Тем временем в соседнем доме царила сдержанная, мужская суета. Отец, Имам, при свете керосиновой лампы проверял каждый ремешок, каждую застежку на старом, но добротном чемодане. Он молчал, и только его густые седые брови были сдвинуты в строгую линию. Мать, с покрасневшими от слез глазами, зашивала в подкладку единственного приличного пиджака сына маленький холщовый узелок. Туда был завязан крошечный свиток с сурой из Корана, написанной рукой местного старика-абыста, и щепотка земли с порога их дома.
— В Москве держись брата, — проговорил наконец отец, положив свою тяжелую, узловатую руку на плечо Шамиля. Голос его был глуховат, но тверд. — Мурад там уже свои корни пустил, он тебе и защита, и укор. Работай честно. Не гонись за длинным рублем, если он пахнет ложью. Не роняй наше имя. Деньги… они приходят и уходят. Главное — вернуться человеком. Вернуться и с чистым сердцем, и с крепкой спиной создать свой очаг. Это твой долг. Ты его понял?

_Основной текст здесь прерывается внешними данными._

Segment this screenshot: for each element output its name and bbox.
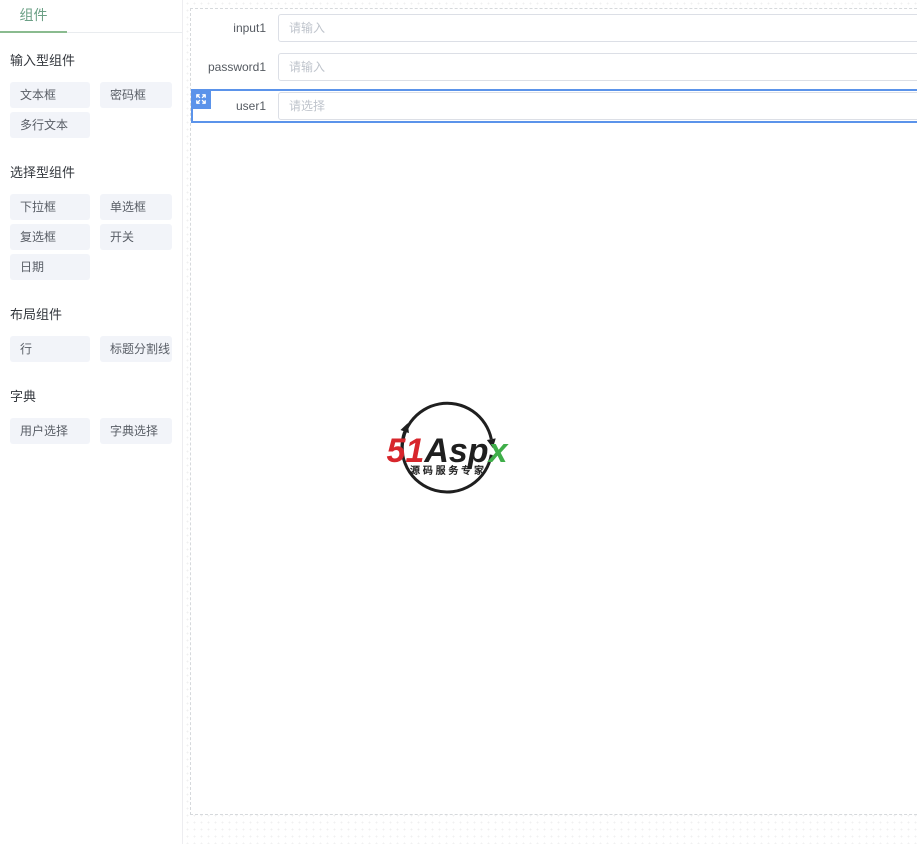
palette-tab-bar: 组件	[0, 0, 182, 33]
brand-51: 51	[387, 432, 425, 470]
form-field-password1[interactable]: password1	[191, 50, 917, 84]
sidebar-item-dict-select[interactable]: 字典选择	[100, 418, 172, 444]
section-dictionary: 字典 用户选择 字典选择	[10, 386, 172, 444]
password1-text-input[interactable]	[278, 53, 917, 81]
section-title-select: 选择型组件	[10, 165, 76, 180]
brand-x: x	[487, 432, 510, 470]
component-palette-sidebar: 组件 输入型组件 文本框 密码框 多行文本 选择型组件 下拉框 单选框 复选框 …	[0, 0, 183, 844]
form-design-canvas[interactable]: input1 password1	[190, 8, 917, 815]
sidebar-item-row[interactable]: 行	[10, 336, 90, 362]
sidebar-item-radio[interactable]: 单选框	[100, 194, 172, 220]
section-title-layout: 布局组件	[10, 307, 63, 322]
field-label-input1: input1	[233, 21, 266, 35]
sidebar-item-textbox[interactable]: 文本框	[10, 82, 90, 108]
section-title-input: 输入型组件	[10, 53, 76, 68]
input1-text-input[interactable]	[278, 14, 917, 42]
designer-main-area: input1 password1	[184, 0, 917, 844]
form-field-input1[interactable]: input1	[191, 11, 917, 45]
move-arrows-icon	[195, 93, 207, 105]
tab-components[interactable]: 组件	[0, 0, 67, 33]
circular-arrows-icon	[400, 401, 493, 494]
sidebar-item-checkbox[interactable]: 复选框	[10, 224, 90, 250]
svg-text:51Aspx: 51Aspx	[387, 432, 510, 470]
51aspx-logo: 51Aspx 源 码 服 务 专 家	[381, 381, 513, 497]
sidebar-item-dropdown[interactable]: 下拉框	[10, 194, 90, 220]
sidebar-item-date[interactable]: 日期	[10, 254, 90, 280]
sidebar-item-textarea[interactable]: 多行文本	[10, 112, 90, 138]
sidebar-item-user-select[interactable]: 用户选择	[10, 418, 90, 444]
sidebar-item-switch[interactable]: 开关	[100, 224, 172, 250]
field-label-password1: password1	[207, 60, 266, 74]
sidebar-item-password[interactable]: 密码框	[100, 82, 172, 108]
brand-tagline: 源 码 服 务 专 家	[410, 464, 485, 477]
form-field-user1[interactable]: user1	[191, 89, 917, 123]
section-layout-components: 布局组件 行 标题分割线	[10, 304, 172, 362]
brand-asp: Asp	[423, 432, 488, 470]
drag-handle[interactable]	[191, 89, 211, 109]
section-select-components: 选择型组件 下拉框 单选框 复选框 开关 日期	[10, 162, 172, 280]
section-input-components: 输入型组件 文本框 密码框 多行文本	[10, 50, 172, 138]
user1-select-input[interactable]	[278, 92, 917, 120]
section-title-dictionary: 字典	[10, 389, 37, 404]
sidebar-item-title-divider[interactable]: 标题分割线	[100, 336, 172, 362]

— Понял, отец, — кивнул Шамиль, глядя в суровые, но бесконечно родные глаза.
— Ты там тепло одевайся! — не выдержала Гюльнара, и слезы снова потекли по ее морщинистым щекам. — Шапку ту самую, шерстяную, не забывай! Ешь вовремя, горячее! Не питайся всухомятку, у тебя желудок слабый! — Она говорила скороговоркой, как бы боясь, что не успеет высказать все свои страхи. — Москва… она холодная, сынок. И не только ветрами. Люди там… они другие. Бегут куда-то, глаза пустые. Не доверяй первому встречному. Держись своих.
— Мама, да я же не один, — попытался успокоить он ее, сам чувствуя, как предательская теплота подступает к глазам. — Там Мурад, дядя Магомед, еще земляков полно. Своя диаспора. Я как за каменной стеной.

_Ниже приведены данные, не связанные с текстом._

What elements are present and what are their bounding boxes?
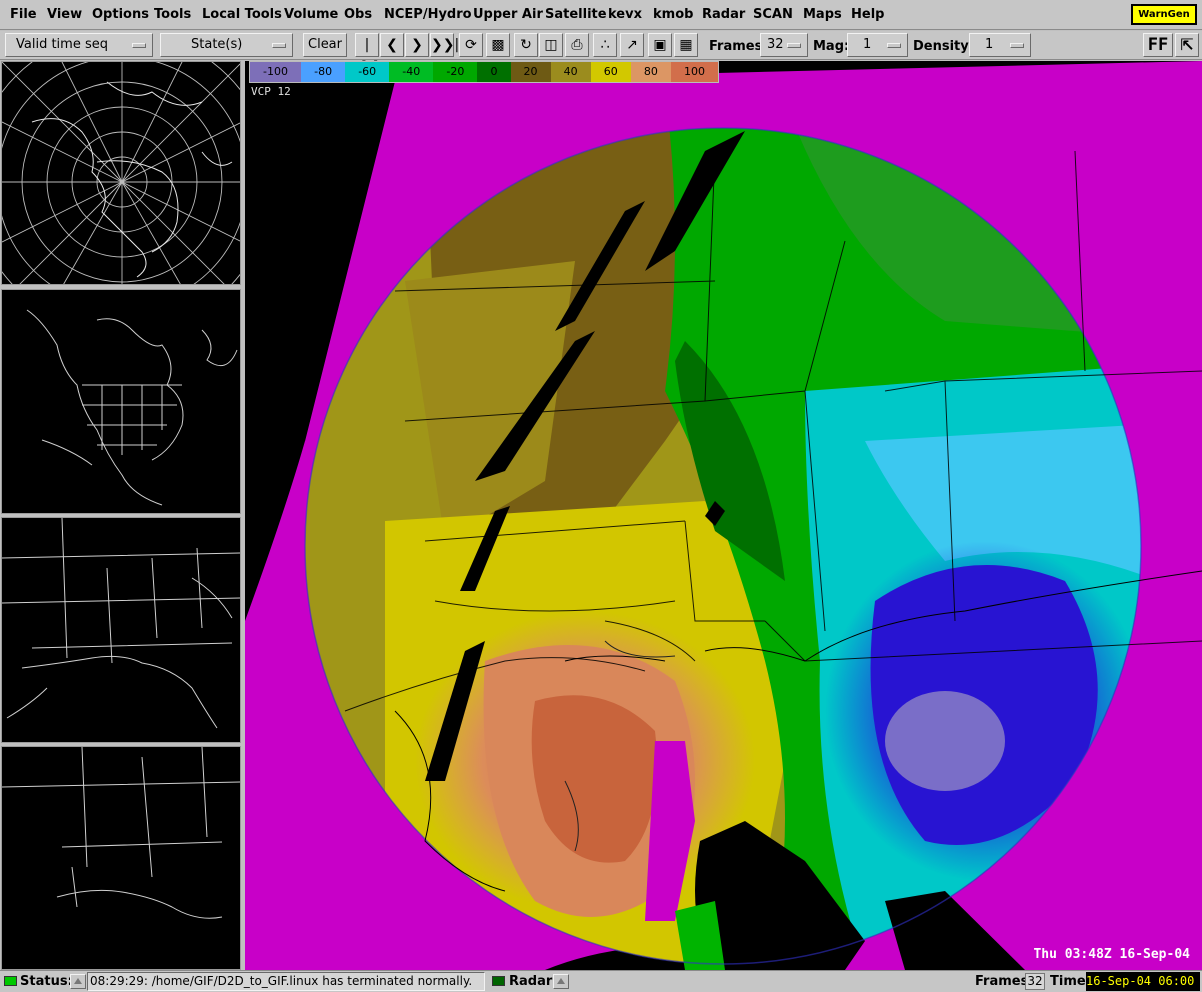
density-value: 1 bbox=[985, 37, 994, 52]
print-icon[interactable]: ⎙ bbox=[565, 33, 589, 57]
dropdown-indicator-icon bbox=[272, 43, 286, 48]
menu-satellite[interactable]: Satellite bbox=[545, 7, 607, 22]
scale-segment: 100 bbox=[670, 62, 719, 82]
thumbnail-pane-hemispheric[interactable] bbox=[1, 61, 241, 285]
menu-view[interactable]: View bbox=[47, 7, 82, 22]
frames-value: 32 bbox=[767, 37, 784, 52]
menu-kmob[interactable]: kmob bbox=[653, 7, 693, 22]
density-points-icon[interactable]: ∴ bbox=[593, 33, 617, 57]
ff-button[interactable]: FF bbox=[1143, 33, 1173, 57]
warngen-button[interactable]: WarnGen bbox=[1131, 4, 1197, 25]
thumbnail-pane-north-america[interactable] bbox=[1, 289, 241, 514]
image-properties-icon[interactable]: ▩ bbox=[486, 33, 510, 57]
valid-time-seq-label: Valid time seq bbox=[16, 37, 108, 52]
main-radar-display[interactable]: -100 -80 -60 -40 -20 0 20 40 60 80 100 V… bbox=[245, 61, 1202, 970]
states-dropdown[interactable]: State(s) bbox=[160, 33, 293, 57]
single-pane-icon[interactable]: ▣ bbox=[648, 33, 672, 57]
status-label: Status: bbox=[20, 974, 73, 989]
swap-panes-icon[interactable]: ◫ bbox=[539, 33, 563, 57]
north-america-map-graphic bbox=[26, 309, 238, 506]
dropdown-indicator-icon bbox=[132, 43, 146, 48]
state-map-graphic bbox=[2, 747, 240, 919]
menu-file[interactable]: File bbox=[10, 7, 37, 22]
status-expand-icon[interactable] bbox=[70, 974, 86, 989]
four-pane-icon[interactable]: ▦ bbox=[674, 33, 698, 57]
loop-icon[interactable]: ⟳ bbox=[459, 33, 483, 57]
menu-bar: File View Options Tools Local Tools Volu… bbox=[0, 0, 1202, 30]
last-frame-icon[interactable]: ❯❯| bbox=[430, 33, 459, 57]
menu-obs[interactable]: Obs bbox=[344, 7, 372, 22]
radar-indicator-led bbox=[492, 976, 505, 986]
status-bar: Status: 08:29:29: /home/GIF/D2D_to_GIF.l… bbox=[0, 970, 1202, 992]
menu-scan[interactable]: SCAN bbox=[753, 7, 793, 22]
scale-segment: 20 bbox=[510, 62, 551, 82]
radar-expand-icon[interactable] bbox=[553, 974, 569, 989]
menu-help[interactable]: Help bbox=[851, 7, 884, 22]
thumbnail-pane-southeast-us[interactable] bbox=[1, 517, 241, 743]
menu-tools[interactable]: Tools bbox=[154, 7, 191, 22]
radar-velocity-image bbox=[245, 61, 1202, 970]
frames-dropdown[interactable]: 32 bbox=[760, 33, 808, 57]
mag-label: Mag: bbox=[813, 39, 850, 54]
menu-upper-air[interactable]: Upper Air bbox=[473, 7, 543, 22]
frames-label: Frames: bbox=[709, 39, 768, 54]
sample-cursor-icon[interactable]: ↗ bbox=[620, 33, 644, 57]
mag-value: 1 bbox=[863, 37, 872, 52]
scale-segment: -60 bbox=[345, 62, 390, 82]
southeast-map-graphic bbox=[2, 518, 240, 729]
menu-kevx[interactable]: kevx bbox=[608, 7, 642, 22]
status-time-label: Time: bbox=[1050, 974, 1091, 989]
scale-segment: 80 bbox=[630, 62, 671, 82]
density-label: Density: bbox=[913, 39, 974, 54]
thumbnail-pane-alabama-mississippi[interactable] bbox=[1, 746, 241, 970]
menu-local-tools[interactable]: Local Tools bbox=[202, 7, 282, 22]
first-frame-icon[interactable]: |❮❮ bbox=[355, 33, 379, 75]
cave-d2d-window: File View Options Tools Local Tools Volu… bbox=[0, 0, 1202, 992]
states-label: State(s) bbox=[191, 37, 243, 52]
valid-time-seq-dropdown[interactable]: Valid time seq bbox=[5, 33, 153, 57]
status-time-value: 16-Sep-04 06:00 Z bbox=[1086, 972, 1202, 991]
scale-segment: -100 bbox=[250, 62, 302, 82]
pan-corner-icon[interactable]: ⇱ bbox=[1175, 33, 1199, 57]
density-dropdown[interactable]: 1 bbox=[969, 33, 1031, 57]
scale-segment: 40 bbox=[550, 62, 591, 82]
dropdown-indicator-icon bbox=[887, 43, 901, 48]
polar-map-graphic bbox=[2, 62, 240, 284]
menu-maps[interactable]: Maps bbox=[803, 7, 842, 22]
status-message: 08:29:29: /home/GIF/D2D_to_GIF.linux has… bbox=[87, 972, 485, 991]
scale-segment: 0 bbox=[477, 62, 511, 82]
next-frame-icon[interactable]: ❯ bbox=[405, 33, 429, 57]
scale-segment: -20 bbox=[433, 62, 478, 82]
menu-options[interactable]: Options bbox=[92, 7, 149, 22]
prev-frame-icon[interactable]: ❮ bbox=[380, 33, 404, 57]
velocity-color-scale: -100 -80 -60 -40 -20 0 20 40 60 80 100 bbox=[249, 61, 719, 83]
clear-button[interactable]: Clear bbox=[303, 33, 347, 57]
radar-label: Radar: bbox=[509, 974, 558, 989]
menu-radar[interactable]: Radar bbox=[702, 7, 745, 22]
refresh-icon[interactable]: ↻ bbox=[514, 33, 538, 57]
dropdown-indicator-icon bbox=[1010, 43, 1024, 48]
status-indicator-led bbox=[4, 976, 17, 986]
scale-segment: 60 bbox=[590, 62, 631, 82]
vcp-label: VCP 12 bbox=[251, 85, 291, 98]
dropdown-indicator-icon bbox=[787, 43, 801, 48]
scale-segment: -80 bbox=[301, 62, 346, 82]
menu-ncep-hydro[interactable]: NCEP/Hydro bbox=[384, 7, 472, 22]
menu-volume[interactable]: Volume bbox=[284, 7, 338, 22]
mag-dropdown[interactable]: 1 bbox=[847, 33, 908, 57]
status-frames-value: 32 bbox=[1025, 973, 1045, 990]
toolbar: Valid time seq State(s) Clear |❮❮ ❮ ❯ ❯❯… bbox=[0, 31, 1202, 75]
frame-timestamp: Thu 03:48Z 16-Sep-04 bbox=[1033, 947, 1190, 962]
scale-segment: -40 bbox=[389, 62, 434, 82]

— Все равно… — простонала она, прижимая к его груди баночку с медом. — Вот, с утра ложечку. От простуды и тоски.
Позже, лежа в темноте на своем жестком топчане, Шамиль смотрел в потолок, где полоска лунного света из маленького окна пересекала темноту, как серебряный мост. Он не думал о незнакомых улицах, о метро, о блестящих витринах. Он представлял одно: ее лицо, озаренное не светом луны, а пламенем свадебных свечей, прикрытое полупрозрачной, шитой золотом фатой. Ее глаза, опущенные в смущении и счастье. Он сжимал в кулаке гладкий, отполированный водой камушек. Он был его якорем, его материальной связью с этой землей, с этим родником, с ней. За тонкой глиняной стеной доносился сдавленный плач матери и ровный, успокаивающий басок отца. Шамиль зажмурился. Путь в тысячу верст начинался с одного шага. Он сделает его. Для нее.
ГЛАВА 2: ДОРОГА НА СЕВЕР
Ночь перед отъездом была не просто тихой — она была звенящей. Казалось, сама природа затаила дыхание, прислушиваясь к биению двух сердец, готовых разорваться от тоски. Даже ветер стих, и листья старого орешника под окном Амины не шелестели, а лишь изредка вздрагивали, будто во сне. Она не спала. Она лежала на спине, уставившись в непроглядную темноту под потолком, и слушала. Слушала тиканье дедовских ходиков на стене, ровное, сопящее дыхание младшей сестры, доносившийся с улицы редкий лай собак. Каждая клеточка ее тела была напряжена в ожидании. Она знала, что он придет. Это была их последняя, отчаянная и прекрасная условность. И когда в деревянную ставню, крашеную когда-то голубой краской, прогремел негромкий, но отчетливый звук — не стук, а скорее сухой щелчок камешка, — мир вокруг нее остановился. Сердце замерло, а потом рванулось в бешеной скачке, отдаваясь звоном в ушах.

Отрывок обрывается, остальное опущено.